The pharmacokinetic data demonstrated stable everolimus trough levels during treatment (mean (SD): 7.7 (3.9) ng/mL), well within the therapeutic window of immunosuppression.24 The exposure–efficacy relationship between trough levels and ACR response was flat over the exposure range achieved in this study. This suggests that the contribution of everolimus to the efficacy of an MTX-based regimen in RA may be near maximal in this population. Exposure-safety evaluations indicated that myelosuppression and hyperlipidemia may increase in frequency at everolimus trough levels higher than 6 ng/mL.
In summary, this proof-of-concept study demonstrates that a combination of everolimus and MTX may be useful for the treatment of RA in patients who have an inadequate response to MTX monotherapy. The treatment was generally well tolerated and no excess safety risk could be detected. These results underscore the potential of everolimus in the management of RA, yet long-term studies of everolimus in combination with MTX are warranted.
Novartis Pharma AG, Basel Switzerland, provided the study medication.
Other members of the RADD2201 study group: Professor P Geusens, Limburgs Universitair Centrum, Diepenbeek, Belgium; Dr W Bensen, Charlton Medical Center, Hamilton, Canada; Dr L Martin, Heritage Medical Building, Calgary, Canada; Dr M A F J van der Laar, Medisch Spectrum Twente, Enschede, The Netherlands; Dr H R van den Brink, Medisch Centrum Alkmaar, Alkmaar, The Netherlands; and Dr K Vos, Academic Medical Center, Amsterdam, The Netherlands.

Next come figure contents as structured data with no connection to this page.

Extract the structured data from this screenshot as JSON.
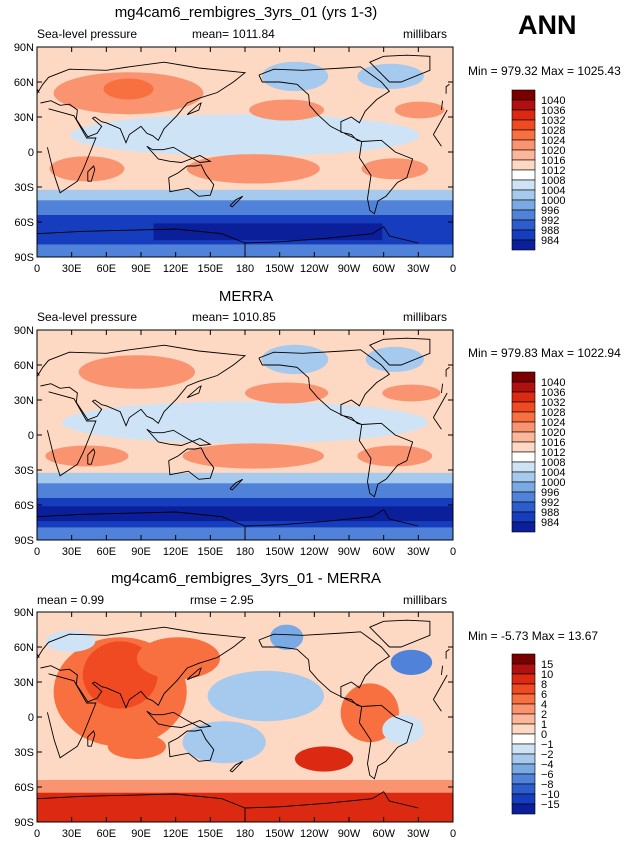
{
  "season": "ANN",
  "units": "millibars",
  "lat_labels": [
    "90N",
    "60N",
    "30N",
    "0",
    "30S",
    "60S",
    "90S"
  ],
  "lon_labels": [
    "0",
    "30E",
    "60E",
    "90E",
    "120E",
    "150E",
    "180",
    "150W",
    "120W",
    "90W",
    "60W",
    "30W",
    "0"
  ],
  "colors": {
    "ocean": "#fdd9c4",
    "land_outline": "#000000",
    "frame": "#000000"
  },
  "panels": [
    {
      "title": "mg4cam6_rembigres_3yrs_01 (yrs 1-3)",
      "left_label": "Sea-level pressure",
      "center_label": "mean= 1011.84",
      "right_label": "millibars",
      "min_max": "Min = 979.32  Max = 1025.43",
      "colorbar_labels": [
        "1040",
        "1036",
        "1032",
        "1028",
        "1024",
        "1020",
        "1016",
        "1012",
        "1008",
        "1004",
        "1000",
        "996",
        "992",
        "988",
        "984"
      ],
      "colorbar_colors": [
        "#7a0000",
        "#b01010",
        "#dc2a12",
        "#f04a22",
        "#f8703f",
        "#fa9470",
        "#fcb79a",
        "#fdd9c4",
        "#ffffff",
        "#cfe3f6",
        "#a6c9ee",
        "#7aaae4",
        "#4f82d8",
        "#2d5ccd",
        "#173dbf",
        "#0a1f99"
      ]
    },
    {
      "title": "MERRA",
      "left_label": "Sea-level pressure",
      "center_label": "mean= 1010.85",
      "right_label": "millibars",
      "min_max": "Min = 979.83  Max = 1022.94",
      "colorbar_labels": [
        "1040",
        "1036",
        "1032",
        "1028",
        "1024",
        "1020",
        "1016",
        "1012",
        "1008",
        "1004",
        "1000",
        "996",
        "992",
        "988",
        "984"
      ],
      "colorbar_colors": [
        "#7a0000",
        "#b01010",
        "#dc2a12",
        "#f04a22",
        "#f8703f",
        "#fa9470",
        "#fcb79a",
        "#fdd9c4",
        "#ffffff",
        "#cfe3f6",
        "#a6c9ee",
        "#7aaae4",
        "#4f82d8",
        "#2d5ccd",
        "#173dbf",
        "#0a1f99"
      ]
    },
    {
      "title": "mg4cam6_rembigres_3yrs_01 - MERRA",
      "left_label": "mean =     0.99",
      "center_label": "rmse =     2.95",
      "right_label": "millibars",
      "min_max": "Min =  -5.73  Max =   13.67",
      "colorbar_labels": [
        "15",
        "10",
        "8",
        "6",
        "4",
        "2",
        "1",
        "0",
        "−1",
        "−2",
        "−4",
        "−6",
        "−8",
        "−10",
        "−15"
      ],
      "colorbar_colors": [
        "#7a0000",
        "#b01010",
        "#dc2a12",
        "#f04a22",
        "#f8703f",
        "#fa9470",
        "#fcb79a",
        "#fdd9c4",
        "#ffffff",
        "#cfe3f6",
        "#a6c9ee",
        "#7aaae4",
        "#4f82d8",
        "#2d5ccd",
        "#173dbf",
        "#0a1f99"
      ]
    }
  ]
}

Funding: Novartis Pharma AG, Basel, Switzerland, funded this study.
Competing interests: KHA and PB are Novartis employees.
Ethics approval: The study was approved by local Institutional Review Boards or Ethics Committees and was conducted in accordance with guidelines established by the US Code of Federal Regulations and the Declaration of Helsinki. All patients gave written informed consent.